Robert L. Millet is a professor of religious education at Brigham Young University.
In the present political climate, the question of whether Mormons are Christians has surfaced again and again. I will leave the issue of whether 21st century America is ready for a Mormon chief executive to pundits, pollsters, and, of course, voters. But the underlying question is an important one, a matter whose implications reach well beyond the 2012 election.
So far as I can determine, the cry of “Mormons are not Christian” was not heard very often during the formative period of Mormon history. Baptists and Methodists and Presbyterians in the area knew that the followers of Joseph Smith believed in doctrinal matters that deviated somewhat from traditional Christianity. Folks seemed to assume, however, that Mormonism fit under the umbrella of Christianity.
The Church of Jesus Christ of Latter-day Saints is built upon the person, power and teachings of Jesus Christ. He is our King, our Lord, and our God. Now, because Mormons do not hold to the decisions and formulations of the post-biblical church councils, and because we believe in an expanded canon of scripture, some do not consider us to be a part of “orthodox” Christianity. They are correct.
We believe a Christian is one who follows Jesus. For us, one is a Christian not simply because he or she possesses a “correct” theology. One’s Christian faith ought to be manifest in the way he speaks to and treats others. The Apostle Paul charged those who professed Christian discipleship: If we live in the Spirit, let us also walk in the Spirit.” I think that means: “If we talk the talk, we really ought to walk the walk.”

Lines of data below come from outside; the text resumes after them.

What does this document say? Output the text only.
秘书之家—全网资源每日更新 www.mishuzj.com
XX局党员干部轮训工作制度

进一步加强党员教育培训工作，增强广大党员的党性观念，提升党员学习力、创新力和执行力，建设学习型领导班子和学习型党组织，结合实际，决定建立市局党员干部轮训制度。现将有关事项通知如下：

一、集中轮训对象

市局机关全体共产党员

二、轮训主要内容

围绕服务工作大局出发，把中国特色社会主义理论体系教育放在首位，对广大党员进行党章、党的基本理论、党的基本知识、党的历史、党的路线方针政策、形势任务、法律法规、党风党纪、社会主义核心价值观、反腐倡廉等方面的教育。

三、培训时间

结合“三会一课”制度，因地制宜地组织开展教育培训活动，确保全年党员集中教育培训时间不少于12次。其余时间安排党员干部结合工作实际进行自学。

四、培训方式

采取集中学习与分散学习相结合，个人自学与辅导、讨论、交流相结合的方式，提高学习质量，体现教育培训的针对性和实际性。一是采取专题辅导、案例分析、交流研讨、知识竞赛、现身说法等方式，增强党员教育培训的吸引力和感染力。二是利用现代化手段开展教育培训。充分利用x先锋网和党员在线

As Mormons, we ask to be permitted to define ourselves and explain what we really believe. While we have no desire to compromise our distinctiveness or ignore our differences with other groups, we feel it is appropriate to celebrate our similarities and work together to remedy many of the troubling issues in our society. We ask only to be invited more regularly into the larger religious conversation.
The United States has been a melting pot for well over two centuries, and we have prospered largely because we have welcomed those who were different ethnically, racially, culturally and religiously.

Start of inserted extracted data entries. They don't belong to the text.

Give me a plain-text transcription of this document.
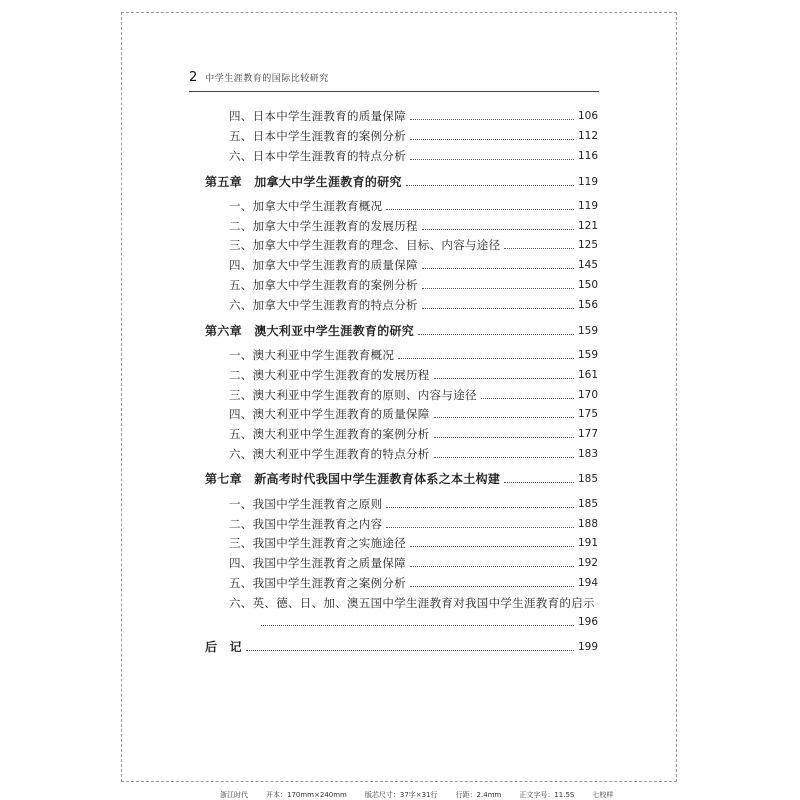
2 中学生涯教育的国际比较研究
四、日本中学生涯教育的质量保障	106
五、日本中学生涯教育的案例分析	112
六、日本中学生涯教育的特点分析	116
第五章　加拿大中学生涯教育的研究	119
一、加拿大中学生涯教育概况	119
二、加拿大中学生涯教育的发展历程	121
三、加拿大中学生涯教育的理念、目标、内容与途径	125
四、加拿大中学生涯教育的质量保障	145
五、加拿大中学生涯教育的案例分析	150
六、加拿大中学生涯教育的特点分析	156
第六章　澳大利亚中学生涯教育的研究	159
一、澳大利亚中学生涯教育概况	159
二、澳大利亚中学生涯教育的发展历程	161
三、澳大利亚中学生涯教育的原则、内容与途径	170
四、澳大利亚中学生涯教育的质量保障	175
五、澳大利亚中学生涯教育的案例分析	177
六、澳大利亚中学生涯教育的特点分析	183
第七章　新高考时代我国中学生涯教育体系之本土构建	185
一、我国中学生涯教育之原则	185
二、我国中学生涯教育之内容	188
三、我国中学生涯教育之实施途径	191
四、我国中学生涯教育之质量保障	192
五、我国中学生涯教育之案例分析	194
六、英、德、日、加、澳五国中学生涯教育对我国中学生涯教育的启示
196
后　记	199
浙江时代	开本：170mm×240mm	版芯尺寸：37字×31行	行距：2.4mm	正文字号：11.5S	七校样
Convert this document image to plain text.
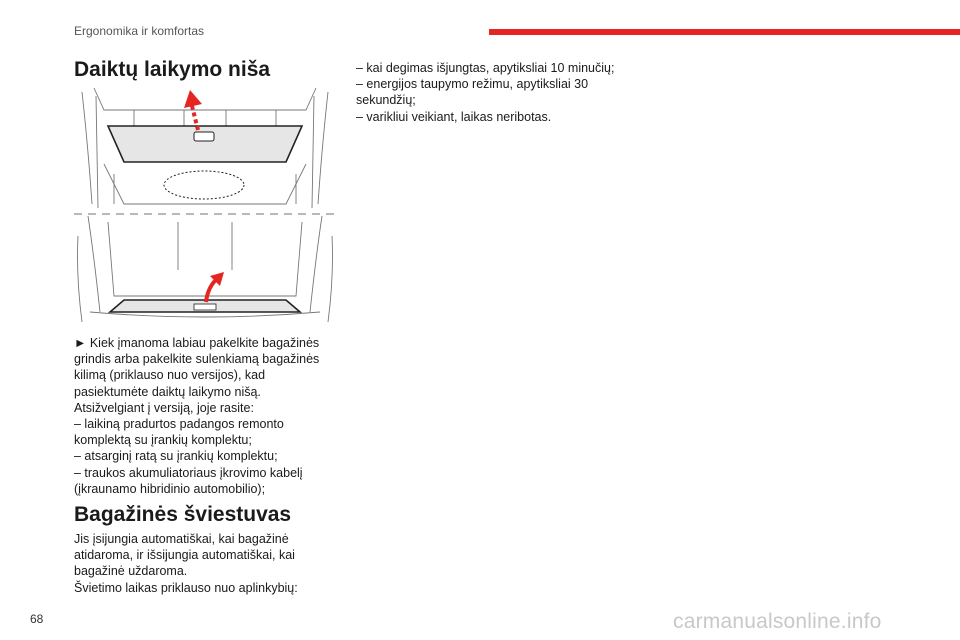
Ergonomika ir komfortas
Daiktų laikymo niša

► Kiek įmanoma labiau pakelkite bagažinės grindis arba pakelkite sulenkiamą bagažinės kilimą (priklauso nuo versijos), kad pasiektumėte daiktų laikymo nišą.

Atsižvelgiant į versiją, joje rasite:

– laikiną pradurtos padangos remonto komplektą su įrankių komplektu;

– atsarginį ratą su įrankių komplektu;

– traukos akumuliatoriaus įkrovimo kabelį (įkraunamo hibridinio automobilio);

Bagažinės šviestuvas

Jis įsijungia automatiškai, kai bagažinė atidaroma, ir išsijungia automatiškai, kai bagažinė uždaroma.

Švietimo laikas priklauso nuo aplinkybių:

– kai degimas išjungtas, apytiksliai 10 minučių;

– energijos taupymo režimu, apytiksliai 30 sekundžių;

– varikliui veikiant, laikas neribotas.

68	carmanualsonline.info
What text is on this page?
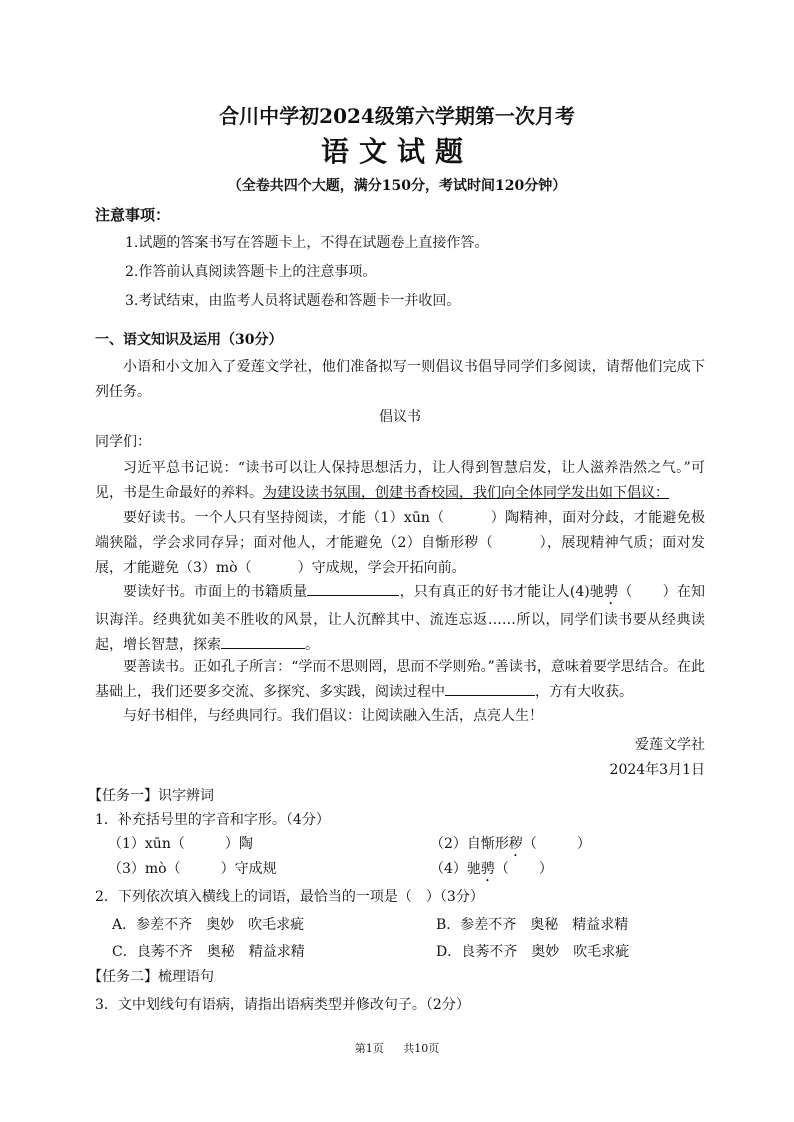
合川中学初2024级第六学期第一次月考
语文试题
（全卷共四个大题，满分150分，考试时间120分钟）
注意事项：
1.试题的答案书写在答题卡上，不得在试题卷上直接作答。
2.作答前认真阅读答题卡上的注意事项。
3.考试结束，由监考人员将试题卷和答题卡一并收回。
一、语文知识及运用（30分）
小语和小文加入了爱莲文学社，他们准备拟写一则倡议书倡导同学们多阅读，请帮他们完成下列任务。
倡议书
同学们：
习近平总书记说：“读书可以让人保持思想活力，让人得到智慧启发，让人滋养浩然之气。”可见，书是生命最好的养料。为建设读书氛围，创建书香校园，我们向全体同学发出如下倡议：
要好读书。一个人只有坚持阅读，才能（1）xūn（	）陶精神，面对分歧，才能避免极端狭隘，学会求同存异；面对他人，才能避免（2）自惭形秽（	），展现精神气质；面对发展，才能避免（3）mò（	）守成规，学会开拓向前。
要读好书。市面上的书籍质量	，只有真正的好书才能让人(4)驰骋（ ）在知识海洋。经典犹如美不胜收的风景，让人沉醉其中、流连忘返……所以，同学们读书要从经典读起，增长智慧，探索	。
要善读书。正如孔子所言：“学而不思则罔，思而不学则殆。”善读书，意味着要学思结合。在此基础上，我们还要多交流、多探究、多实践，阅读过程中	，方有大收获。
与好书相伴，与经典同行。我们倡议：让阅读融入生活，点亮人生！
爱莲文学社
2024年3月1日
【任务一】识字辨词
1．补充括号里的字音和字形。（4分）
（1）xūn（	）陶	（2）自惭形秽（	）
（3）mò（	）守成规	（4）驰骋（ ）
2．下列依次填入横线上的词语，最恰当的一项是（　）（3分）
A．参差不齐　奥妙　吹毛求疵	B．参差不齐　奥秘　精益求精
C．良莠不齐　奥秘　精益求精	D．良莠不齐　奥妙　吹毛求疵
【任务二】梳理语句
3．文中划线句有语病，请指出语病类型并修改句子。（2分）
第1页 共10页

Joseph Smith once asked: “If I esteem mankind to be in error, shall I bear them down? No. I will lift them up, and in their own way too, if I cannot persuade them my way is better; and I will not seek to compel any man to believe as I do, only by the force of reasoning, for truth will cut its own way.”
I couldn’t agree more. There is too much at stake in the world for God-fearing people to spend their time attacking one another. We have been called to stand on higher ground.